The prosecutor in the trial of Hosni Mubarak demanded on Thursday that the ousted Egyptian leader be sentenced to hang on charges of complicity in the killing of protesters during last year’s uprising against his rule.
Mustafa Khater, one of a five-member prosecution team, also asked the judge for the death sentence for Mubarak’s security chief and six top police commanders being tried in the same case.
“Retribution is the solution. Any fair judge must issue a death sentence for these defendants,” said Khater on the third and final day of the prosecution’s opening statement. “We feel the spirits of the matryrs flying over this hall of sacred justice and those who lost their sight by the bullets of the defendants are stumbling around it to reach the judge and demand fair retribution from those who attacked them,” he said.
“The nation and the people are awaiting a word of justice and righteousness.”
Mubarak’s two sons, one-time heir apparent Gamal and Alaa, face corruption charges in the same trial along with their father and a close family friend who is a fugitive.
An 18-day uprising forced Mubarak, 83, to step down on Feb. 11 after a nearly 30-year rule. The military, led by a general who served as defense minister under Mubarak for 20 years, replaced him in power.
Earlier in Thursday’s hearing, chief prosecutor Mustafa Suleiman said Mubarak was “politically and legally” responsible for the killing of the protesters and charged that the former president did nothing to stop the killings that he was aware of from meetings with aides, regional TV channels and reports by his security agencies.
He said Mubarak’s security chief and co-defendant, former interior minister Habib el-Adly, authorized the use of live ammunition on orders from Mubarak.
“He (Mubarak) can never, as the top official, claim that he did not know what was going on,” Suleiman told the court. “He is responsible for what happened and must bear the legal and political responsibility for what happened. It is irrational and illogical to assume that he did not know that protesters were being targeted.”
Addressing Mubarak directly, Suleiman said, “If you had not issued these orders yourself, then where was your outburst of rage over the lives of your people?” Testimonies by two interior ministers who succeeded el-Adly, he said, pointed out that the defendant could not have given the order to use live ammunition against the protesters without Mubarak’s personal approval, said Suleiman.
Suleiman said Mubarak told investigators he decided to step down after the military refused to intervene to “immediately and urgently” help the security forces contain the protests.

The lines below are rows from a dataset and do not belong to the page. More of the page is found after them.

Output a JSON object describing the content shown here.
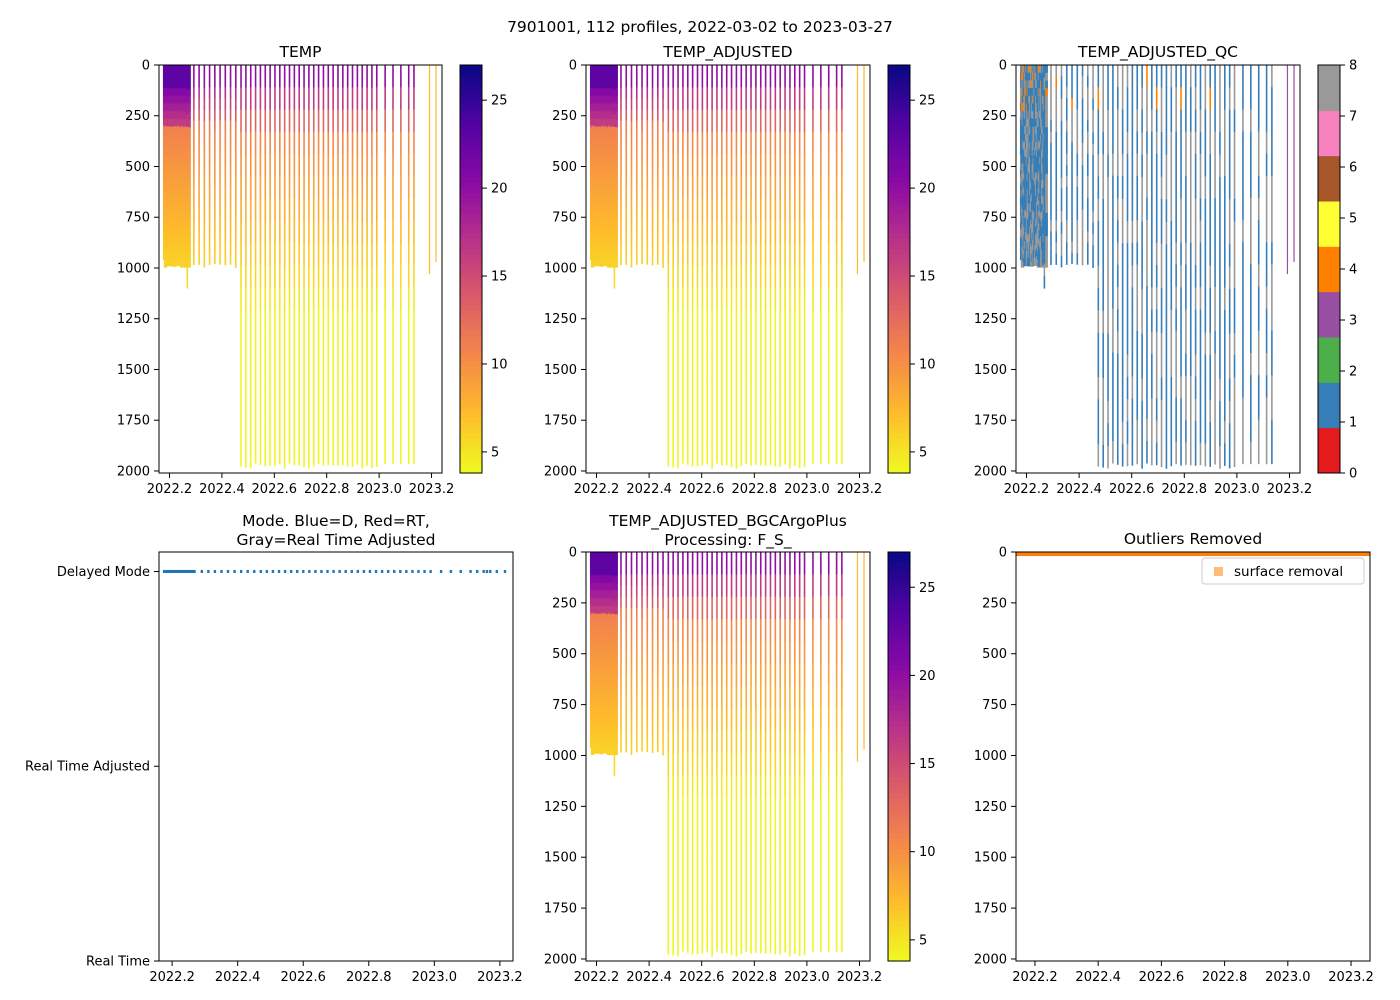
{
  "suptitle": "7901001, 112 profiles, 2022-03-02 to 2023-03-27",
  "colors": {
    "frame": "#000000",
    "qc_palette": [
      "#e41a1c",
      "#377eb8",
      "#4daf4a",
      "#984ea3",
      "#ff7f00",
      "#ffff33",
      "#a65628",
      "#f781bf",
      "#999999"
    ],
    "mode_delayed": "#1f77b4",
    "outlier": "#ff7f0e",
    "outlier_legend": "#ffbb78"
  },
  "chart_data": [
    {
      "id": "temp",
      "type": "heatmap",
      "title": "TEMP",
      "xlim": [
        2022.16,
        2023.24
      ],
      "ylim": [
        2010,
        0
      ],
      "xticks": [
        "2022.2",
        "2022.4",
        "2022.6",
        "2022.8",
        "2023.0",
        "2023.2"
      ],
      "yticks": [
        "0",
        "250",
        "500",
        "750",
        "1000",
        "1250",
        "1500",
        "1750",
        "2000"
      ],
      "colorbar": {
        "cmap": "plasma_r",
        "range": [
          3.8,
          27
        ],
        "ticks": [
          "5",
          "10",
          "15",
          "20",
          "25"
        ]
      }
    },
    {
      "id": "temp_adj",
      "type": "heatmap",
      "title": "TEMP_ADJUSTED",
      "xlim": [
        2022.16,
        2023.24
      ],
      "ylim": [
        2010,
        0
      ],
      "xticks": [
        "2022.2",
        "2022.4",
        "2022.6",
        "2022.8",
        "2023.0",
        "2023.2"
      ],
      "yticks": [
        "0",
        "250",
        "500",
        "750",
        "1000",
        "1250",
        "1500",
        "1750",
        "2000"
      ],
      "colorbar": {
        "cmap": "plasma_r",
        "range": [
          3.8,
          27
        ],
        "ticks": [
          "5",
          "10",
          "15",
          "20",
          "25"
        ]
      }
    },
    {
      "id": "temp_qc",
      "type": "heatmap",
      "title": "TEMP_ADJUSTED_QC",
      "xlim": [
        2022.16,
        2023.24
      ],
      "ylim": [
        2010,
        0
      ],
      "xticks": [
        "2022.2",
        "2022.4",
        "2022.6",
        "2022.8",
        "2023.0",
        "2023.2"
      ],
      "yticks": [
        "0",
        "250",
        "500",
        "750",
        "1000",
        "1250",
        "1500",
        "1750",
        "2000"
      ],
      "colorbar": {
        "cmap": "qc",
        "range": [
          0,
          8
        ],
        "ticks": [
          "0",
          "1",
          "2",
          "3",
          "4",
          "5",
          "6",
          "7",
          "8"
        ]
      }
    },
    {
      "id": "mode",
      "type": "scatter",
      "title_lines": [
        "Mode. Blue=D, Red=RT,",
        "Gray=Real Time Adjusted"
      ],
      "xlim": [
        2022.16,
        2023.24
      ],
      "ylim": [
        0,
        2.1
      ],
      "xticks": [
        "2022.2",
        "2022.4",
        "2022.6",
        "2022.8",
        "2023.0",
        "2023.2"
      ],
      "yticks": [
        {
          "value": 2,
          "label": "Delayed Mode"
        },
        {
          "value": 1,
          "label": "Real Time Adjusted"
        },
        {
          "value": 0,
          "label": "Real Time"
        }
      ],
      "series": [
        {
          "name": "Delayed Mode",
          "value": 2
        }
      ]
    },
    {
      "id": "temp_bgc",
      "type": "heatmap",
      "title_lines": [
        "TEMP_ADJUSTED_BGCArgoPlus",
        "Processing: F_S_"
      ],
      "xlim": [
        2022.16,
        2023.24
      ],
      "ylim": [
        2010,
        0
      ],
      "xticks": [
        "2022.2",
        "2022.4",
        "2022.6",
        "2022.8",
        "2023.0",
        "2023.2"
      ],
      "yticks": [
        "0",
        "250",
        "500",
        "750",
        "1000",
        "1250",
        "1500",
        "1750",
        "2000"
      ],
      "colorbar": {
        "cmap": "plasma_r",
        "range": [
          3.8,
          27
        ],
        "ticks": [
          "5",
          "10",
          "15",
          "20",
          "25"
        ]
      }
    },
    {
      "id": "outliers",
      "type": "scatter",
      "title": "Outliers Removed",
      "xlim": [
        2022.14,
        2023.26
      ],
      "ylim": [
        2010,
        0
      ],
      "xticks": [
        "2022.2",
        "2022.4",
        "2022.6",
        "2022.8",
        "2023.0",
        "2023.2"
      ],
      "yticks": [
        "0",
        "250",
        "500",
        "750",
        "1000",
        "1250",
        "1500",
        "1750",
        "2000"
      ],
      "series": [
        {
          "name": "surface removal",
          "depth_range": [
            0,
            20
          ]
        }
      ],
      "legend": {
        "label": "surface removal",
        "loc": "upper right"
      }
    }
  ]
}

Mubarak called out the army on Jan. 28 — three days into the uprising and on the day when security forces disappeared from the streets in circumstances that have yet to be fully explained.
“He (Mubarak) fully knew what was happening but he did nothing,” said Suleiman.
Another prosecutor, Wael Hussein, said that one of the six police commanders on trial — former chief of the hated state security agency Hassan Abdel-Rahman — has personally given orders to allow inmates to escape from a string of jails across the nation during the uprising. The escapees, who numbered in the thousands, have been blamed for a dramatic surge in crime since Jan. 28 last year when almost all vestiges of state authority collapsed.
Most of the inmates have since been captured and returned to jail, but Egypt continues to suffer higher-than-usual crime rates.